Des nouvelles périssables?

Les informations publiées en ligne devraient-elles disparaître au bout d’un certain temps ? À une époque où on a l’impression que les documents publiés en ligne y persistent indéfiniment se pose de plus en plus la question de savoir si la loi doit « forcer » à l’oubli.

Étant donné que la puissance des moteurs de recherche procure une capacité sans précédent de retrouver des informations anciennes, certains préconisent que les lois forcent à occulter certaines informations. La difficulté est de déterminer comment assurer que cette censure des informations anciennes ne viole pas le droit fondamental de rechercher librement des informations. C’est pourquoi le sort réservé aux demandes de faire supprimer des informations licitement publiées dans les médias suscite des inquiétudes chez ceux qui sont attachés au droit du public à l’information.

En Europe

Les juridictions européennes postulent que les autorités publiques ont la légitimité pour déterminer qu’une information licitement en ligne ne sert plus l’intérêt public. Au nom d’une vision englobante du droit à la vie privée, on donne suite aux demandes de censure émanant principalement de gens qui estiment qu’ils ont un passé public qu’il vaut mieux occulter.

On ne voit pas de problème à ce qu’une autorité publique évalue la légitimité du maintien en ligne de documents publics archivés. Invoquant la persistance de l’information dans l’environnement-réseau, la réglementation européenne reconnaît un droit de forcer à l’effacement de documents publics licites de même que les liens hypertextes qui y conduisent. Un tel droit prévaut sans nécessité de démontrer que ces documents violent les lois.

Le nouveau règlement européen (en vigueur cette année) obligeant les moteurs de recherche à effacer les liens vers des documents licites a soulevé de vives inquiétudes. Bien plus, en 2014, le plus haut tribunal européen a reconnu à un citoyen espagnol le droit d’exiger la suppression des résultats de recherche menant à un avis public dont la diffusion était pourtant exigée par la loi.

L’été dernier, un tribunal italien a considéré qu’un article de journal publié en ligne devient périmé au bout d’une période de deux ans. Les nouvelles seraient sujettes à péremption comme le lait, le yogourt ou les gâteaux ! Une fois périmées, les nouvelles peuvent être purgées des sites des journaux !

La plus haute cour belge admet que les juges ont la faculté d’évaluer si l’information publiée il y a plusieurs années est d’intérêt public. Elle reconnaît à un médecin le droit de faire censurer les archives d’un journal relatant ses frasques anciennes. Le fait que le requérant exerce une profession supposant une responsabilité envers le public ne pèse pas lourd.
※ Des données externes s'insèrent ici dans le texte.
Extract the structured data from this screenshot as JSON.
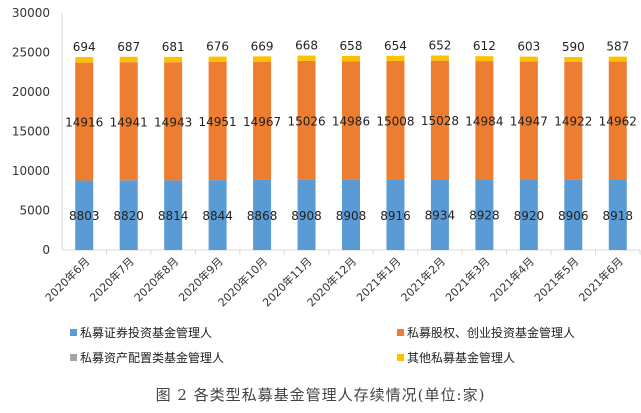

Cette inquiétante tendance reflète une vision privilégiant le droit à la vie privée sur le droit du public à l’information.

La tradition nord-américaine

Dans la tradition nord-américaine, il y a une extrême réticence à laisser les autorités publiques décider du bien-fondé de maintenir des informations dans l’espace public même si elles ne sont plus d’actualité. La divulgation de faits publics portant sur une personne jouit d’une importante protection constitutionnelle. Aux États-Unis, la loi ne peut interdire la divulgation de faits privés présentant un intérêt public légitime. On reconnaît que la liberté d’expression confère aux médias une importante marge d’appréciation aux fins de déterminer l’intérêt d’une information à titre de nouvelle.

Ce type de raisonnement attache beaucoup d’importance aux inhibitions qui peuvent résulter d’une règle qui punit la diffusion d’informations portant sur des faits publics. Cela n’empêche pas qu’en certaines situations, l’oubli constitue une valeur qui peut légitimement justifier des mesures de suppression de l’information.

Des mécanismes spécifiques portant sur les renseignements de crédit, la faillite, la délinquance des jeunes prévoient l’occultation d’informations. Ces mesures visent à protéger les individus des stigmates associés à leurs comportements passés, mais elles ne vont pas jusqu’à créer une obligation d’effacer les informations publiques comme les archives des médias.

Au Canada

En droit canadien, il faut que le rappel du passé soit abusif pour qu’il puisse être censuré. Donc pas question d’ordonner l’effacement des archives des journaux simplement pour cause d’inconfort. La Cour suprême a reconnu que les hyperliens vers des documents tels que ceux livrés par un moteur de recherche n’engagent pas, en principe, la responsabilité de celui-ci. Ce n’est donc pas une faute de diriger vers des documents tant qu’on ne sait pas qu’ils contreviennent à la Loi. De même, la législation québécoise limite la responsabilité de ceux qui diffusent des liens vers un contenu licitement en ligne.